Publié au début de l’année, le livre Les Jours Heureux (La Découverte) flirte avec les 10 000 exemplaires vendus. Un petit succès éditorial inattendu : Le programme du Conseil National de la Résistance (CNR) et son modèle social français servent de bible aux auteurs, l’association Citoyens résistants d’hier et d’aujourd’hui. 

Mais ce succès n’est rien à côté de la notoriété fulgurante que connaît actuellement un opuscule de 22 pages, signé Stéphane Hessel. Indignez-vous !, publié dans une collection malicieuse et libertaire à 3 euros, s’est envolé depuis le mois d’octobre à 140 000 exemplaires. L’éditeur, Indigène Editions, basé à Montpellier, est d’ordinaire versé dans les publications savantes sur les arts premiers et les tribus non industrielles.

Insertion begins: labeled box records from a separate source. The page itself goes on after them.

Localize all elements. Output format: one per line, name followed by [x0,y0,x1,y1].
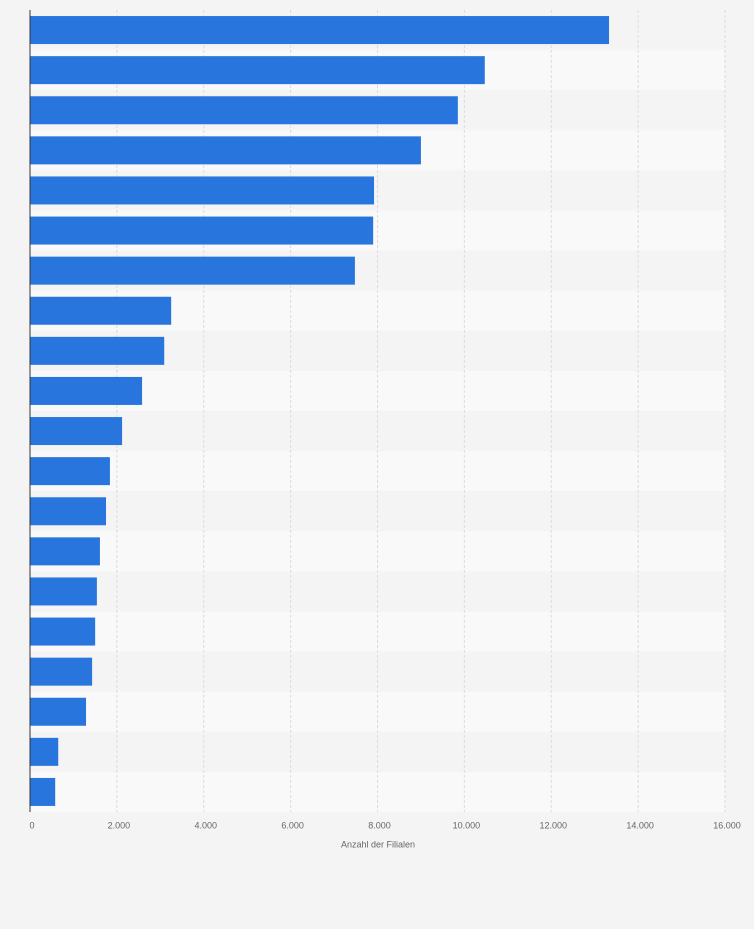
bar [30,577,97,606]
bar [30,256,355,285]
bar [30,417,123,446]
bar [30,136,421,165]
bar [30,336,165,365]
bar [30,537,100,566]
bar [30,56,485,85]
x-tick-label: 0 [29,820,34,830]
bar [30,376,143,405]
x-tick-label: 10.000 [453,820,481,830]
bar [30,617,96,646]
x-axis-label: Anzahl der Filialen [341,839,415,849]
bar [30,777,56,806]
x-tick-label: 2.000 [108,820,131,830]
x-tick-label: 8.000 [368,820,391,830]
x-tick-label: 12.000 [539,820,567,830]
bar [30,697,87,726]
x-tick-label: 6.000 [281,820,304,830]
x-tick-label: 14.000 [626,820,654,830]
bar [30,657,93,686]
bar [30,457,110,486]
x-tick-label: 4.000 [194,820,217,830]
x-tick-label: 16.000 [713,820,741,830]
bar [30,216,374,245]
bar [30,737,59,766]
bar [30,497,107,526]
bar [30,296,172,325]
bar [30,96,458,125]
bar [30,16,610,45]
bar [30,176,375,205]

Qu’est ce qui peut bien susciter l’engouement pour le petit texte de Stéphane Hessel, délicieux nonagénaire ? Qu’au XXIe siècle, on peut trouver de nombreux motifs d’indignation dans les fractures sociales, les écarts de richesse, l’état écologique de la planète, l’argent fou. "C’est vrai, les raisons de s’indigner peuvent paraître aujourd’hui moins nettes ou le monde trop complexe, admet-il encore. Qui commande, qui décide ? Il n’est pas toujours facile de distinguer entre tous les courants qui nous gouvernent. Nous n’avons plus affaire à une petite élite dont nous comprenons clairement les agissements. C’est un vaste monde. Nous sentons bien qu’il est interdépendant. Nous vivons dans une interconnectivité comme jamais il n’en a existé. Mais dans ce monde, il y a des choses insupportables."

La traversée du siècle

Le parcours de Stéphane Hessel qui a traversé le siècle politique et intellectuel plaît également : Né à Berlin en 1917 d’un père juif écrivain et d’une mère peintre et mélomane, Stéphane Hessel vivra une enfance de bohème, au contact notamment de Marcel Duchamp et d’Alexandre Calder. Truffaut s’inspirera de l’histoire du couple Hessel pour son film Jules et Jim. Naturalisé Français en 1937, Stéphane Hessel entre à Normale Sup en 1939, et rejoint en mai 1941 le Général De Gaulle à Londres. De retour à Paris en 1944 pour une mission, il se fait arrêter sur dénonciation par la Gestapo le 10 juillet. Torturé, il est envoyé au camp de Buchenwald le 8 août 1944 au titre de prisonnier politique. Après bien des pérégrinations et des changements d’identité, il parvient à s’évader. En 1946, on le retrouve diplomate et impliqué dans la Commission chargée d’élaborer ce qui deviendra la déclaration Universelle des Droits de l’homme. Il sera ensuite ambassadeur auprès des Nations Unies.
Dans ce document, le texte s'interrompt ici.